I'm sure you're familiar with the term "dating pool," so I'd like to introduce a new concept to you: expanding the surface area of this pool. After all, the composition of your potential dating pool is just a subset of anyone you could interact with. This may seem like a stupidly obvious observation, but there's a hidden insight you may not be aware of: the more people you can meet, the bigger your dating pool. Which means simply increasing the number of people you interact act with, by definition, increases your dating pool, giving you that many more options when it comes to pursuing women,
I call this concept "Expanding Your Dating Surface Area." Imagine a physical pool 10 feet wide and 10 feet long. This pool's surface area is 100 square feet. Now imagine you increased the size of that pool 1 foot wider and 1 foot longer. The pool's surface area is now 121 square feet. You increased the dimensions 10% in each direction, yet you got a 21% increase in surface area!
Don't fall asleep on your geometry textbooks just yet, because this leads to my point: small adjustments in your life -- like those 1 foot extensions -- can dramatically increase the number people you meet, and by definition increase the number of women you can date. It's really that simple. Too many guys make the mistake of only approaching women on weekend nights at a bar or a club, where the only variation is which bar or club they go to. So they keep swimming the same pool without considering the dozens, hundreds, or even thousands of attractive women they could otherwise be meeting if they simply adjusted their lives to expand their dating surface area.
The short version of how to follow this advice is, "get involved with activities that women also enjoy doing." If you have a hobby (see our hobby cheat sheet here
), and women participate in said hobby, then you're already well on your way to expanding your dating surface area. But for those
1. Join or start a co-ed sports team.
Even if you think you're not good at sports, lots of colleges and cities have leagues for casual sports like kickball or dodgeball. Joining a running or hiking group works well too.

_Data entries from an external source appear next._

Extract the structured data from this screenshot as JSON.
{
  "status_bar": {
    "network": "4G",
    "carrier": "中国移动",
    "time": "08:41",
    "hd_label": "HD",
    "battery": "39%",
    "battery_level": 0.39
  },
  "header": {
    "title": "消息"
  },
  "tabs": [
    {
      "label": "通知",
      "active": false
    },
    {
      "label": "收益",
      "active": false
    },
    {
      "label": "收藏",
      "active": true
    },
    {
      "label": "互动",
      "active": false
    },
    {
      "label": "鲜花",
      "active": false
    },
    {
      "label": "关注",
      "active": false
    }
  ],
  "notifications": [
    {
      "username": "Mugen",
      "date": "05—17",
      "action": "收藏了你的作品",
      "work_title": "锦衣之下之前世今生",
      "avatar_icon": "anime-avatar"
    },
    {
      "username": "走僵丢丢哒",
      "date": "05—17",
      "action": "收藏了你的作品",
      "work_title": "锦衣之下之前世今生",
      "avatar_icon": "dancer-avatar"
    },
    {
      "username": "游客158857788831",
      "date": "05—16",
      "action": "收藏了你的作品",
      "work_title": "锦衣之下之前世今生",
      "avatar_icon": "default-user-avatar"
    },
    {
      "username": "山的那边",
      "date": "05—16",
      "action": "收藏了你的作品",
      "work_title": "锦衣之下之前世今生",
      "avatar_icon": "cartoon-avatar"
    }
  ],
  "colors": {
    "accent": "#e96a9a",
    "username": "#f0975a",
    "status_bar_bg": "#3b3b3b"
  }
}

2. Take classes at your gym.
Almost every gym I've ever been a member is sectioned off like a junior high dance. All the men are on one side lifting weights, all the women are in a separate room doing something like zumba or yoga, and occasionally they mix in the middle at the cardio machines. So all you have to do is... walk into the room with all the women! Even if you think something like "zumba is for chicks," there are lots of classes like spinning or circuit training that usually have at least a few token dudes in there.
3. Take a class that has something to do with food, such as cooking or wine-tasting.
You may feel silly and pretentious swirling red wine in a glass and making comments like, "it has an aroma that's almost like... cherries." But these classes are popular with women, and you'll probably meet plenty.
4. Join some sort of creative performance group.
If you have no acting, writing, or musical ability at all, then I'd suggest improv comedy. It's usually easy to find some sort of "introduction to improv comedy" class nearby, and they can be a lot of fun. Even better, improv comedy will refine social skills (e.g. reading social cues), that will help tremendously in all your other interactions in life, including approaching women.
5. Online dating.
I've already devoted lots of time to this subject (for example: 9 reasons why you should do online dating
, you can read it here), but this is one of the most direct ways to expand your dating surface area. Online dating forces you to leap out of your existing social circle and you'll find yourself going out with new people, in new neighborhoods, and doing new activities. Even when you meet a girl through online dating and find there's no romantic connection, it's unlikely that you'll have a completely unredeeming evening. Online dating is perfect for doing things like going to that restaurant you've been wanting to check out, or seeing the kind of movie you'd like but your friends would think are boring. Don't just view online dating as seeking new dating partners, but seeking new dating experiences. Yes, meeting a compatible partner is a big part of that experience, but it's not the entirety of it.
Remember: the goal isn't to show up and immediately start hitting on all the girls there. You should never consider doing this "sarging." (A word I hate which means going out to meet women) You simply want to participate in the activity, get to know everyone there, make some new friends, and that will eventually just increases your odds of meeting a cool girl you can ask out. And don't despair if you're involved in an activity, but not that many women are involved or all of them are in relationships. They have single friends and eventually you'll meet them, especially since married people love the idea of setting up people they know.
Lastly, I strongly suggest that whatever activity you do, it's something that improves your life in a material away, whether it's making you more fit, more knowledgeable, more cultured, etc. This will not only make it more likely you'll meet someone, but also make you a better dating partner when you actually go out, because your life will be that much more well-rounded.